40 лет назад в Иране правящие исламисты расстреляли семерых мусульман. Смерть казнённые приняли во имя Различения. Они по-своему различили добро и зло, отделили одно от другого и встретили насилие насилием, террор террором. Ибо не нашли в своей вере иного ответа. Организация Форкан решила: ислам есть религия обездоленных, Коран – книга свободы, правоверность – путь революции. Эти люди были фанатиками в подзабытом ныне понимании: верный несмотря ни на что. Встав под пули, они не считали себя побеждёнными.
В 1955 году в многодетном семействе бедных, но гордых независимостью крестьян иранского Лурестана родился сын. Имя ему дали: Акбар. Это слово перешло в персидский язык из арабского и означает «великий». В исламе нет величия выше Аллаха. Юный Акбар Гударзи занялся изучением данного вопроса.
Он проникся Кораном. Особенно заинтересовала двадцать пятая сура Аль-Фуркан («Различение»). Суть её в том, что Всевышний наделил человека бесценным даром — способностью отличать добро от зла. Собственно, сам Коран и считается «фурканом», ощутить и осознать, где плохое, а где хорошее. Грань ясна.
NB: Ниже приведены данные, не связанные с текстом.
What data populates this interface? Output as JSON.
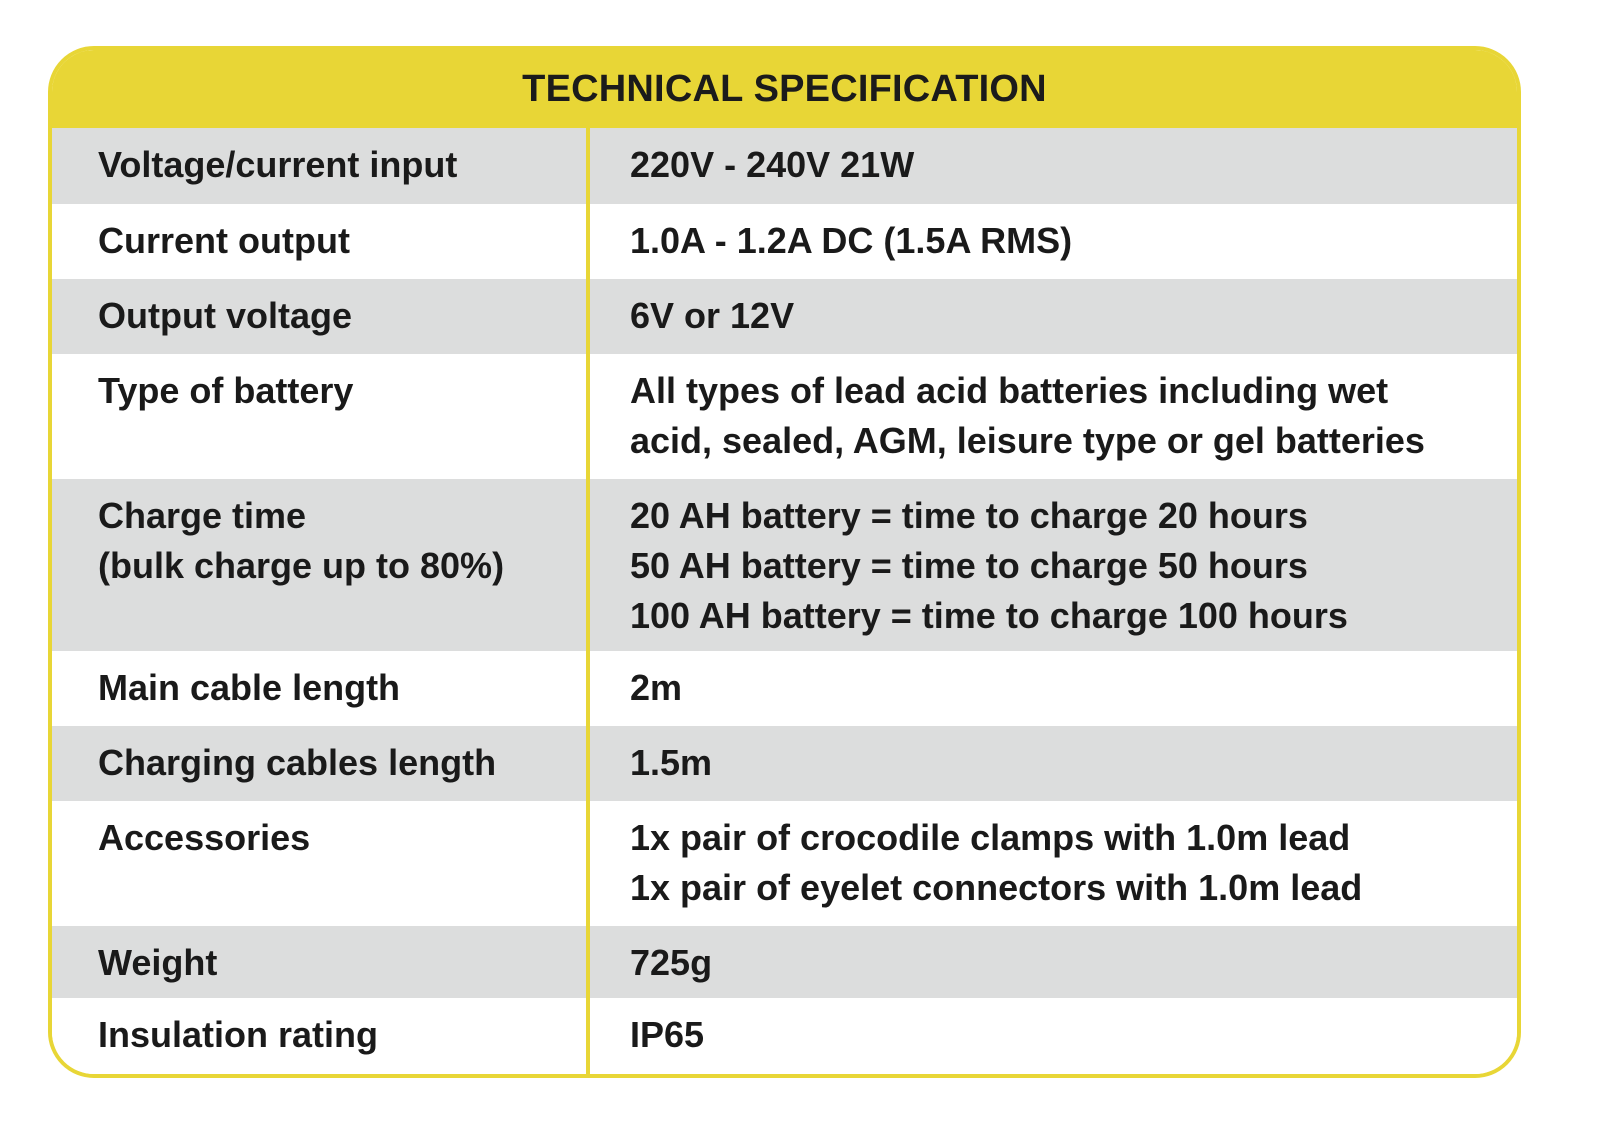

Семья долго вырывалась из бедности. Акбар Гударзи вдоволь насмотрелся на нищету и бесправие. Опыт юности ожесточил его. Окружающая действительность демонстрировала: угнетатели нарушают Коран. Но праведники борются с угнетением! Одним из таких праведников в глазах Акбара явился богослов-социалист Али Шариати. Идеолог социальной революции, исламской демократии и «красного шиизма».Акбар Гударзи пытался поступить в медресе Кума. Не приняли – слишком хмурым, мрачным и жестоким показалось его лицо. О чём ему прямо и сказали. В Тегеране повезло больше, но и из столичных медресе Акбара трижды исключали. Наставникам не нравилось стремление ученика понимать и излагать по-своему священные тексты. Ученик же проникался отторжением ко всякому наставничеству. Поначалу молчаливо, но с нарастающей решимостью.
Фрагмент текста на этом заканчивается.